Na referida década a água congelava na jarra das salas de aula do liceu da Guarda, onde a verba anual se esgotava em poucos dias de aquecimento. A violência e a intolerância em relação às mulheres eram grandes. As meninas queixavam-se dos professores que lhes diziam que o seu lugar era em casa, a remendar meias e a fazer as lides da casa.
Não recordo qualquer atividade significativa na construção civil depois de inaugurados os palácios da Justiça e das Corporações e, mais tarde, da prisão construída na periferia da cidade, prisão que retirou os reclusos da velha, em frente à Escola do Magistério. 
A Guarda há de ter-se desenvolvido na década que faltava para o 25 de Abril graças aos emigrantes, ao mimetismo dos seus costumes e remessas de dinheiro, mas a cidade que recordo era um antro reacionário ainda que a memória me remeta para a camaradagem singular entre estudantes de um tempo irrepetível de afetos e de gosto pela transgressão.

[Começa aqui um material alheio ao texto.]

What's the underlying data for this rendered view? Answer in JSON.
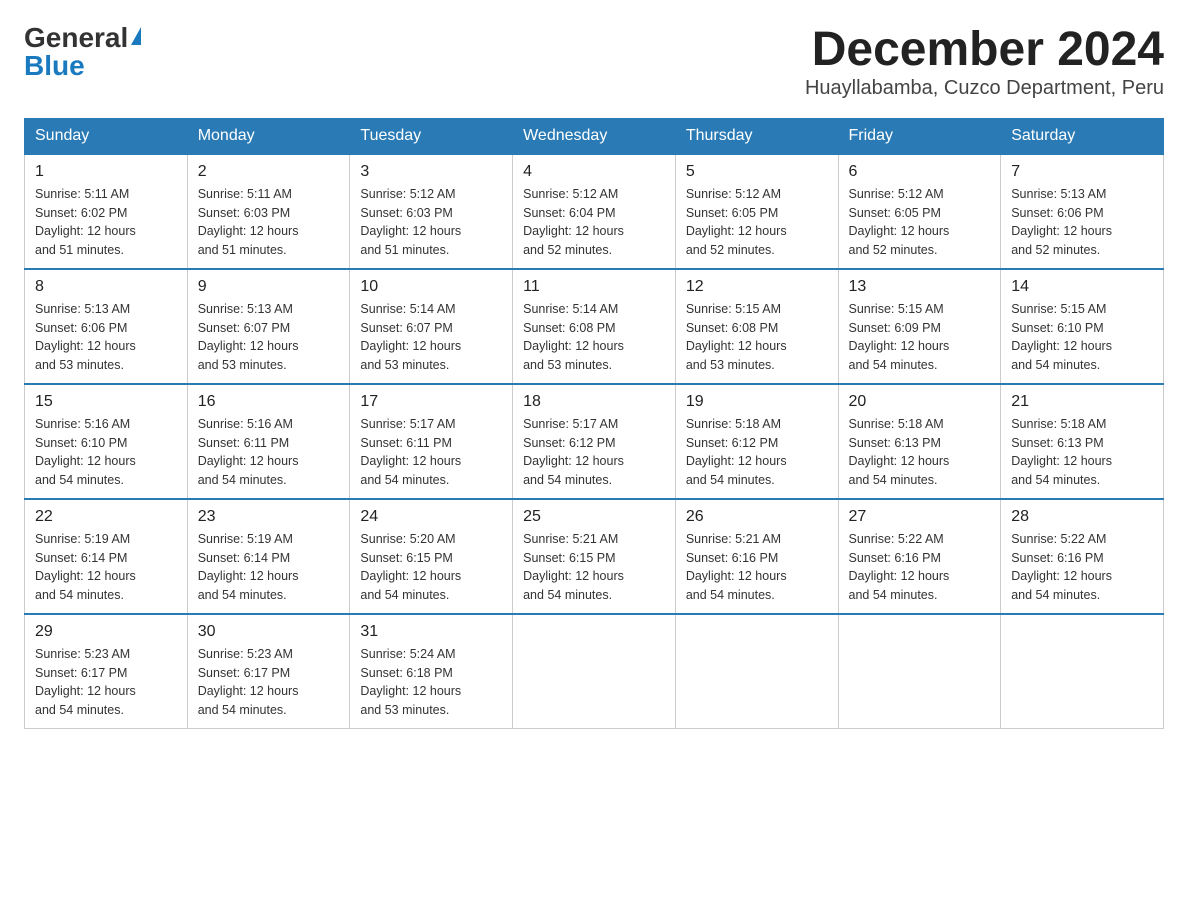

Eram poucos os residentes autóctones e era flutuante a sua população. Mulheres idas das aldeias, muitas vezes analfabetas, deixavam aos maridos o amanho das terras e rumavam à cidade com os filhos próprios e os de vizinhos, para alugarem as casas onde os albergavam para crescerem e estudarem até se fazerem à vida ou seguirem com eles para Coimbra.
Os filhos alheios pagavam 100 escudos e quantidades determinadas em géneros, azeite, batatas e outros produtos na hospedagem ao farnel. O dinheiro era sabiamente gerido na renda da casa, água, eletricidade, petróleo, carvão e mercearias por essas cuidadoras que também chamavam a si todas as lides da casa. A abnegação dessas mulheres permitiu a muitos o elevador social que os fez sair da pobreza numa época em que era improvável a ascensão social nos estratos em que nasceram.
Permanecem anónimas essas mulheres que se sacrificaram para darem aos filhos novos horizontes num despojamento de que só os pobres são capazes. E dessa epopeia heroica não existem referências.
Nenhuma outra cidade teve como a Guarda tão elevada percentagem de estudantes entre a população. A hospedagem ao farnel e as casas particulares transformadas em pensões, para sobrevivência dos locadores, permitiram a sucessivas gerações a fuga aos campos que os pais tratavam antes de emigrarem em massa na década de sessenta.
O liceu, a escola técnica, o colégio masculino de S. José, o feminino de N.ª Senhora de Lourdes e o Centro de Assistência Social eram as instituições de ensino secundário. Vale a pena destacar esta última, que recolhia meninos altamente carenciados e os protegia. Era uma instituição católica dirigida por uma senhora, D. Dores, que lhe dedicou a vida.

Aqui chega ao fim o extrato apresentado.